Share Mag10 Oct 2016 10:43
Canny management and copper-bottomed balance sheet are strengths for car dealer
James Crux
Share price weakness at ambitious automotive retailer Vertu Motors (VTU:AIM) represents an attractive entry point for investors. While Brexit could impact spending on big-ticket purchases including cars, Vertu has growth levers to pull and a reassuringly strong balance sheet under the bonnet.

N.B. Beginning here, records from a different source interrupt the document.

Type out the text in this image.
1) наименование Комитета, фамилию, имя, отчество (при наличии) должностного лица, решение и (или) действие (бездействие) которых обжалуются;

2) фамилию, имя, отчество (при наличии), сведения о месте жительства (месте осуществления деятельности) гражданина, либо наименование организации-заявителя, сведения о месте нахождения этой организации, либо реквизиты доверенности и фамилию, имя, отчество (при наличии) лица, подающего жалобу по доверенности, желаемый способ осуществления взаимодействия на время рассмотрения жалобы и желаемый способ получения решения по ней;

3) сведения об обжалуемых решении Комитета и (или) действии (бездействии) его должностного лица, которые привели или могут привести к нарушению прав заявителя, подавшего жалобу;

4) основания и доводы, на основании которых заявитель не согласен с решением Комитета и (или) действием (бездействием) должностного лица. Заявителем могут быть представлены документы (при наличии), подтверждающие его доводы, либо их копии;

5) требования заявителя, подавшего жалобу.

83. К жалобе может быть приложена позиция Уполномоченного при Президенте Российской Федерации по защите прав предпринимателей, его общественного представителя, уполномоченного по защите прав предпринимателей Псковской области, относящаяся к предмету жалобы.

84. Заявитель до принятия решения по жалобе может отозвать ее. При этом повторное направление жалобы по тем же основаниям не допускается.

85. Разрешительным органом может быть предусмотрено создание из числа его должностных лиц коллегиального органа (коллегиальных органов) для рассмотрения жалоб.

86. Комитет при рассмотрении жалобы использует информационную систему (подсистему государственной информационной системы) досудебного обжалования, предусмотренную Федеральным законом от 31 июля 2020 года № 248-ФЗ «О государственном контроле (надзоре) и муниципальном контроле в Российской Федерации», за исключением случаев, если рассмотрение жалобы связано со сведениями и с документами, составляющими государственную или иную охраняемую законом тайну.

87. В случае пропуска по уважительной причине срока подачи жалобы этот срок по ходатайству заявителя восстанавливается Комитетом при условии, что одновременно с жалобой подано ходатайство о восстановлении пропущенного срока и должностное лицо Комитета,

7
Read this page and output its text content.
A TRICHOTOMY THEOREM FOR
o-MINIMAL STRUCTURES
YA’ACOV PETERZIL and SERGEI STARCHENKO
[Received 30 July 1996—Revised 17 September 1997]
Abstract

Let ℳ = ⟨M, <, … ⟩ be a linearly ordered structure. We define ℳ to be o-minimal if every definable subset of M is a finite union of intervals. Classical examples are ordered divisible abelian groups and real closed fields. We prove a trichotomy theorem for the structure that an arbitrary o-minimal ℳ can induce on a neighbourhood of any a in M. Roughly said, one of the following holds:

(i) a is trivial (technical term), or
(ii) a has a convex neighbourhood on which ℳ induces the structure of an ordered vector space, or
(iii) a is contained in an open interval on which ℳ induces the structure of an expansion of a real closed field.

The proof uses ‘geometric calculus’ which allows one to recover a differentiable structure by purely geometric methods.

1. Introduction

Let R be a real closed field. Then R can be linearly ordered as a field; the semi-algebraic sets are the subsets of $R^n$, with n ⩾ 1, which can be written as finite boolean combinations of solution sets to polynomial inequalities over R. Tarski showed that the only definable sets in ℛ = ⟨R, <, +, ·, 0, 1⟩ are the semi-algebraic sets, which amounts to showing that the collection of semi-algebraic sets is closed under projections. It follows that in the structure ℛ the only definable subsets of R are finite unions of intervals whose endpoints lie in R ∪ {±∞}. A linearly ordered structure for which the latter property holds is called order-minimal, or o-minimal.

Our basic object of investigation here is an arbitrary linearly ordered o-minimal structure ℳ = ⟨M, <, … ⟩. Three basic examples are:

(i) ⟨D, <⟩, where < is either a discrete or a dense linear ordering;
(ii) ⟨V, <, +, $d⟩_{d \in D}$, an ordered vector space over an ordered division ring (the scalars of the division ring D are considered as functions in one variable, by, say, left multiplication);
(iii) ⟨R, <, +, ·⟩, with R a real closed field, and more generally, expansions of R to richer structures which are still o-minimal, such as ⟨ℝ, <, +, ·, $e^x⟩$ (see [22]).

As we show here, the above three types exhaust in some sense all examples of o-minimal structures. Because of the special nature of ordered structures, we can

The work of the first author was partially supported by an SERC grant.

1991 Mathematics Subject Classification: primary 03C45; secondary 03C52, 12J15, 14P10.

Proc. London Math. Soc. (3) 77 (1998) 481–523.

Since floating in 2006 with a stated ‘buy-and-build’ strategy, Vertu has grown into the UK’s fifth largest automotive retailer, trading under brands including Bristol Street Motors, Vertu and Macklin Motors. Shares have drifted down from 78p in January to 50.25p, reflecting worries about a new car market cooling and the impact of an EU exit on the industry. Yet Vertu’s pre-close update (1 Sep) highlighted robust half-year trading and astute CEO Robert Forrester still expects to deliver record full-year sales and profit.
SMMT data since April shows the trend in UK private vehicle sales slowing following a period of sustained growth to record levels and Vertu’s September new car orders have indeed cooled. However high-quality, repeatable aftersales and used car sales, speaking for the bulk of profitability, continue to grow.
‘The result of the referendum to leave the European Union has, to date, not impacted consumer confidence as adversely as some were initially predicting and the group has not experienced any significant change in consumer behaviour,’ says Vertu. Record low interest rates and record employment in the UK provide a healthy backdrop for the motor retail sector, although the weak pound creates uncertainties around manufacturers’ strategies on pricing.
It is worth pointing out that the UK represents the second biggest market for new vehicles in the current EU and thousands of continental European jobs are reliant on a continuation of this trade with the UK, so manufacturers will be keen to support UK retailers through the uncertainty.
Vertu is well-placed to profit from prevailing conditions through its established network of volume and premium car dealerships and can turbo-charge earnings through M&A, having proven its ability to acquire and turn round underperforming dealerships. Vertu has a strong, asset-backed balance sheet and the majority of the £35 million raised in a March placing has been deployed in earnings-enhancing acquisitions.
Liberum has a ‘buy’ rating and 100p price target for Vertu. For the year to February 2017, the broker forecasts growth in adjusted pre-tax profits to £31.4 million (2016: £27.4 million) for 6.2p of earnings and a maintained 1.3p dividend. On these metrics, Vertu looks oversold on a grudging PE of 8 with a 2.6% dividend yield.
Shares says BUY : "Vertu Motors is significantly oversold at 50.25p."